1. La scelta make or buy

Il tema che sono stato invitato a trattare, quello cioè delle esternalizzazioni nel processo produttivo dei servizi pubblici, mi riporta invece a un’esperienza accademica di vent’anni posteriore: la relazione introduttiva al convegno nazionale dell’Associazione italiana di diritto del lavoro che si svolse a Trento nel 1999. In quell’occasione mi proposi di individuare le ragioni d’essere della segmentazione del tessuto produttivo e del variare dei confini dell’impresa, i quali si ampliano o si restringono a seconda delle necessità: tema che richiede, per essere studiato, una sinapsi tra scienza giuridica e scienza economica, poiché è l’economia del lavoro e della produzione che studia i fattori determinanti della segmentazione e gli interessi in gioco, oggetto della disciplina dettata dall’ordinamento. In altre parole, è compito della scienza economica individuare ciò che può determinare la scelta dell’imprenditore, posto nell’alternativa tra make, il fare in casa propria coi propri mezzi, assoggettando i fattori della produzione al proprio potere direttivo e organizzativo, e buy, il comprare da altre imprese, il rivolgersi al mercato esterno.

Secondo una delle teorie economiche più accreditate, a favore della scelta make, cioè della scelta di fare in casa propria, sta essenzialmente il risparmio di costi di transazione individuali, cioè di negoziazione tra l’impresa e i singoli protagonisti del processo produttivo: qui il riferimento è a uno dei fondatori dell’approccio di Law and Economics, Ronald Coase, cui è dovuta la teoria dei costi di transazione come fattore fondamentale dell’organizzazione sociale ed economica. Secondo questa teoria, la ragion d’essere fondamentale dell’impresa stessa è il risparmio di costi di transazione: l’imprenditore “acquista l’obbedienza” dei propri dipendenti per non dover ricontrattare con loro di volta in volta le modalità della prestazione lavorativa e poterla invece conformare alla mutevoli esigenze della protezione mediante l’esercizio del potere direttivo e organizzativo.

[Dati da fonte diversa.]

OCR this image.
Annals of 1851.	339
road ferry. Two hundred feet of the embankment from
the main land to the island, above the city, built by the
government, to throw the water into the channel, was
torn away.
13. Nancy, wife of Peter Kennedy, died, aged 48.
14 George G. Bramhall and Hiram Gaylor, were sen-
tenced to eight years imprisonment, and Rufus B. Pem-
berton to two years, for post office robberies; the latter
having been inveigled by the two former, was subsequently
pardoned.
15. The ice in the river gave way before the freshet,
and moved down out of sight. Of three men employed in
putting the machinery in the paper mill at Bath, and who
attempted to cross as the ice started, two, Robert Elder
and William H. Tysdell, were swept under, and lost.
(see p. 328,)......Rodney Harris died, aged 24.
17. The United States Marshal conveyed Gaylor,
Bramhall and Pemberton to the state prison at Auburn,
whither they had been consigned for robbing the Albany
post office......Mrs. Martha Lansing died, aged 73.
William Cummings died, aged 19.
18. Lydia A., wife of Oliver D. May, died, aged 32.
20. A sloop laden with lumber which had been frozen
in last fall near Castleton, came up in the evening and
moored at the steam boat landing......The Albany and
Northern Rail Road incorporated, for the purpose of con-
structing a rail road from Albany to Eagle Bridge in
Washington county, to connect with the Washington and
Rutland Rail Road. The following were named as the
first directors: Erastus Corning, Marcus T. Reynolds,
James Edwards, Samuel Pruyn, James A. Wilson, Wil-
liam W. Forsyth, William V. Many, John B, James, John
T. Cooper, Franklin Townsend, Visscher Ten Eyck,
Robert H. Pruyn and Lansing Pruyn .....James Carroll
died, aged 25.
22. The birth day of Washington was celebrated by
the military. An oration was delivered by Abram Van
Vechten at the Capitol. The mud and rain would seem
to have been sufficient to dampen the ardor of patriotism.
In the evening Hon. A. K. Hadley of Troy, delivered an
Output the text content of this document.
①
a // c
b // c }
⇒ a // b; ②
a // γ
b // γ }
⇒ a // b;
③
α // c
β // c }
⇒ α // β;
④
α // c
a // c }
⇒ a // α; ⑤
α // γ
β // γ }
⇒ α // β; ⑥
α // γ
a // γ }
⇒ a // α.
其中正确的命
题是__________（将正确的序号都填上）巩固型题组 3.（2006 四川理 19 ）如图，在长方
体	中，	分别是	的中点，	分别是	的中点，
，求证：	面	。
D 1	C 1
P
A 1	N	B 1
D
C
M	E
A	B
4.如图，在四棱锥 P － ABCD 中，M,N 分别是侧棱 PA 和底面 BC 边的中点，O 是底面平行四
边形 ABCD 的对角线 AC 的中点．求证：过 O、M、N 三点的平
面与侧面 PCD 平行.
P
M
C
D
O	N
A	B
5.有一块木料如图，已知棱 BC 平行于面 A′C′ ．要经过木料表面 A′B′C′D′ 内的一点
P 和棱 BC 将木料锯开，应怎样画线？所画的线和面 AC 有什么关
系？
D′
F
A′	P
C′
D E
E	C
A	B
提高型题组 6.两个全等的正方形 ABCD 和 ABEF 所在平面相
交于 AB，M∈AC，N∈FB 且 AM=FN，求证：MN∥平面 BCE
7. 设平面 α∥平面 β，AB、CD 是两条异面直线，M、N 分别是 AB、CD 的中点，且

Il primo motivo, invece, della scelta buy sta nel potersi concentrare su ciò che si fa meglio “comprando” nel mercato esterno le funzioni che altre imprese riescono a svolgere a minor prezzo o con risultati superiori.

A questo si aggiunge – scondo motivo – il rischio che corre la grande impresa, con l’allungarsi della catena di comando, di incorrere in errori nell’esercizio del potere direttivo: più si allunga la catena di comando, più è facile che a chi dirige sfugga qualche cosa in periferia; può allora valere la pena di affrontare qualche costo di transazione in più per avere un collaboratore esterno più responsabilizzato circa il risultato utile.

Poi può esserci – terzo motivo tipico della scelta buy – la necessità di far fronte a picchi di produzione senza dover affrontare i costi di aumento dell’organico permanente dell’impresa. Se il produttore del servizio o del segmento periferico di produzione di semilavorati o altro ha una pluralità di committenti, le oscillazioni nella domanda degli uni possono essere compensate da quelle della domanda degli altri: il produttore decentrato può, così, mettere a frutto la propria maggiore capacità di gestione del rischio delle oscillazioni della domanda espressa da una singola impresa.

Vi è poi un quarto possibile motivo del decentramento produttivo: l’aumento degli oneri di fonte legislativa legato all’aumento delle dimensioni dell’impresa. Il riferimento non è soltanto ai maggiori vincoli in materia di stabilità dei posti di lavoro, ma anche alla perdita di possibili vantaggi fiscali e amministrativi riservati alle imprese di dimensioni minori. Il legislatore dovrebbe fare una riflessione approfondita a questo proposito: con la tendenza diffusa a stabilire soglie dimensionali per l’applicazione di determinati oneri od obblighi, per cui certi regimi più onerosi si applicano al di sopra dei 15, dei 35, dei 100, dei 500 dipendenti, e così via, si genera un incentivo improprio alla segmentazione dell’impresa, una vera e propria distorsione.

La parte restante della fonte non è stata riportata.